De acordo com o jornal El País, esta será uma das primeiras transmissões de dengue por via sexual confirmadas no mundo, pois existem apenas referências na comunidade científica de outro caso semelhante na Coreia do Sul. 

O contágio, confirmado pelo Centro Nacional de Microbiologia do Instituto de Saúde Carlos III, ocorreu no início do mês de setembro e o parceiro sexual do paciente era outro homem que tinha viajado recentemente a Cuba e à República Dominicana, países onde a doença é comum. Este caso tinha desenvolvido sintomas compatíveis com a doença 10 dias antes das relações sexuais entre este e o paciente que contraiu a doença.

"O paciente chegou com febre alta, eritema cutâneo e dor intensa", explica Santiago Moreno, chefe do serviço de Doenças Infecciosas Ramón y Cajal. A suspeita clínica foi confirmada em laboratório e abriu novas questões sobre a origem da infeção. A ausência de viagens a áreas onde o mosquito tigre - Aedes albopictus -, vive não existiram pelo que teria de ter havido outra forma de contágio.

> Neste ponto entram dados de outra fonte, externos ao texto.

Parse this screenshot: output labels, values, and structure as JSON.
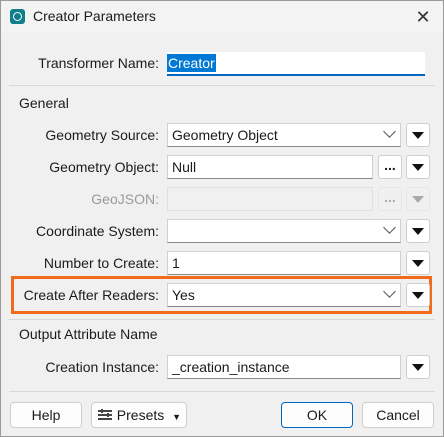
{
  "window": {
    "title": "Creator Parameters",
    "close_glyph": "✕"
  },
  "transformer": {
    "label": "Transformer Name:",
    "value": "Creator"
  },
  "general": {
    "heading": "General",
    "geometry_source": {
      "label": "Geometry Source:",
      "value": "Geometry Object"
    },
    "geometry_object": {
      "label": "Geometry Object:",
      "value": "Null",
      "button": "..."
    },
    "geojson": {
      "label": "GeoJSON:",
      "value": "",
      "button": "..."
    },
    "coordinate_system": {
      "label": "Coordinate System:",
      "value": ""
    },
    "number_to_create": {
      "label": "Number to Create:",
      "value": "1"
    },
    "create_after_readers": {
      "label": "Create After Readers:",
      "value": "Yes"
    }
  },
  "output": {
    "heading": "Output Attribute Name",
    "creation_instance": {
      "label": "Creation Instance:",
      "value": "_creation_instance"
    }
  },
  "footer": {
    "help": "Help",
    "presets": "Presets",
    "ok": "OK",
    "cancel": "Cancel"
  },
  "colors": {
    "accent": "#0067c0",
    "highlight": "#f26b1d"
  }
}
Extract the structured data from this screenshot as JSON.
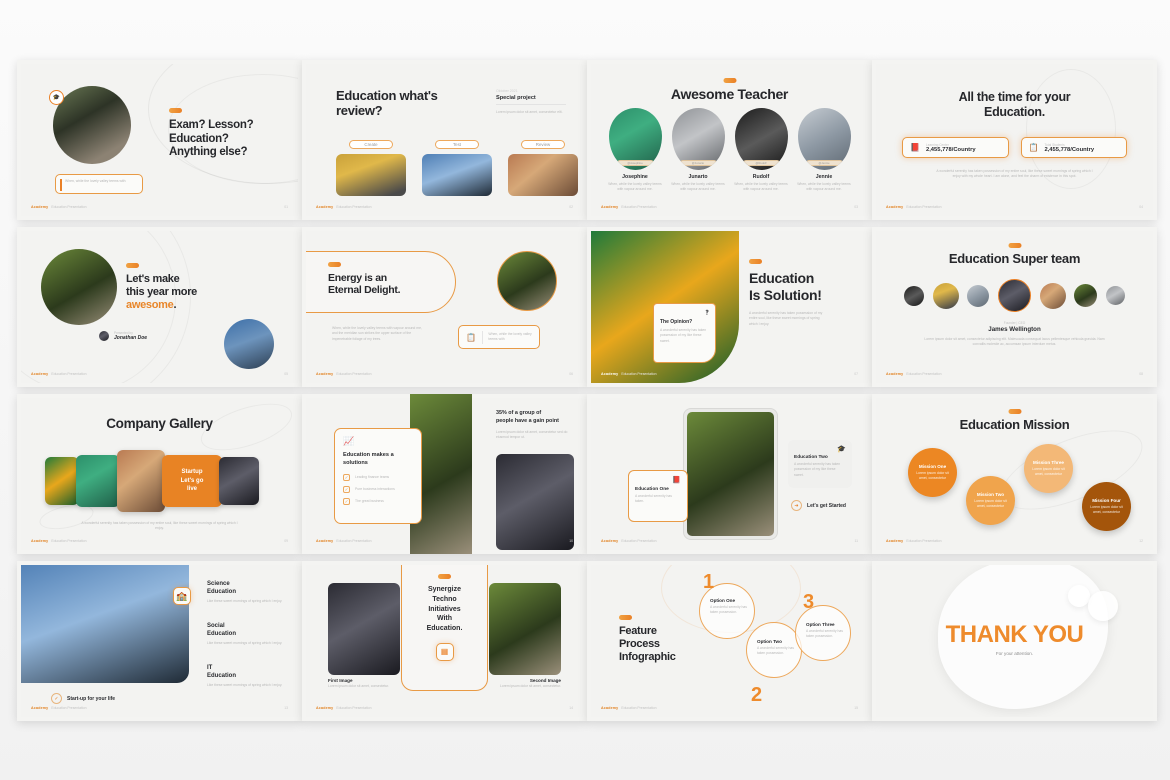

O período de incubação da dengue é geralmente entre quatro e 10 dias.

"Tivemos que fazer um trabalho de pesquisa detalhado", diz Moreno. A unidade de Medicina Tropical Ramón y Cajal, numa equipa liderada por Francesca Norman, chegou ao que provou ser a fonte de contágio. A Direção Geral de Saúde Pública da Comunidade de Madrid também fez parte da investigação. 

Testes genéticos mostraram que "a raíz do vírus encontrada nas amostras colhidas nos dois pacientes é idêntica e coincide com a que circula atualmente em Cuba", segundo a epidemiologista Susana Jiménez e o biólogo Andrés Irisio. 

A causa desta doença é um vírus que geralmente é transmitido através da picada de um mosquito e é endémico em vários países da América, Sudeste Asiático e África. O quadro clínico é caracterizado por mal-estar generalizado, febre alta, dor de cabeça e erupção na face que se estende pelo pescoço, tórax e extremidades.